However, several scholars point out that comparing the missions to World War II death camps neglects key evidence to the contrary.

McWilliams based his assessment (which quickly gained popularity) on the work of physiologist Sherburne F. Cook, who wrote that the “fruit of the Indian labor was devoted to the welfare and improvement of the Indian himself.”

Cook, himself a detractor of the mission legacy, also noted that the Franciscan centers were in practice “much closer to socialism or communism, in the Marxian sense, than slavery.”

‘Messiahs, scapegoats’ and a complex truth

Evaluating Serra without regard for his overall context or for modern-day biases leads to troubling inaccuracies and one-dimensional conclusions, said Father Guckin.

“We live in a society of messiahs and scapegoats,” he said. “We tend to look at one political party or figure as a savior, and on the other hand, we look at another as a scapegoat for everything.”

Consequently, “Serra doesn’t just get a disproportionate share of the blame; he gets all of the blame,” said Father Guckin.

In contrast, he said, “the truth is that these are very complex issues.”

Historians also caution against “presentism,” or the tendency to interpret the past strictly through the lens of current concepts and values.

“Our forbears constantly fail to measure up to our present-day standards,” wrote Lynn Hunt, former president of the American Historical Association, in a 2002 essay.

The California Catholic Conference echoed Hunt’s observation, declaring in a June 22 statement that Serra protesters had themselves “failed” the test of history.

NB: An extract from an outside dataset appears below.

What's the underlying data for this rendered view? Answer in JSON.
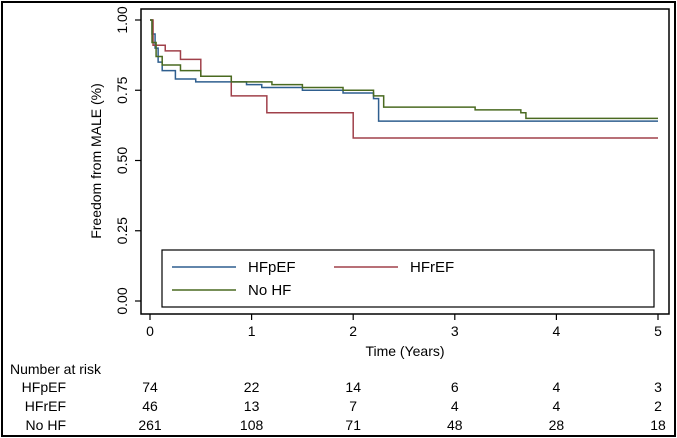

The bishops noted that Serra had worked on behalf of the indigenous population “against an oppression that extends far beyond the mission era,” and cautioned that “virtually every historical figure from our nation’s past” would have to be removed to comply with modern criteria for approval.

For Father Guckin, Serra’s greatest legacy remains the faith that he inspired in those he sought to evangelize.

“The ultimate tribute was really at Serra’s funeral, to which indigenous people flocked,” he said.

During his sabbatical, Father Guckin interviewed a descendant of those converts: Andy Galvan, curator of Old Mission Dolores in San Francisco.

“Andy told me, and I quote, ‘Father Serra should be canonized, because he loved us,’” said Father Guckin.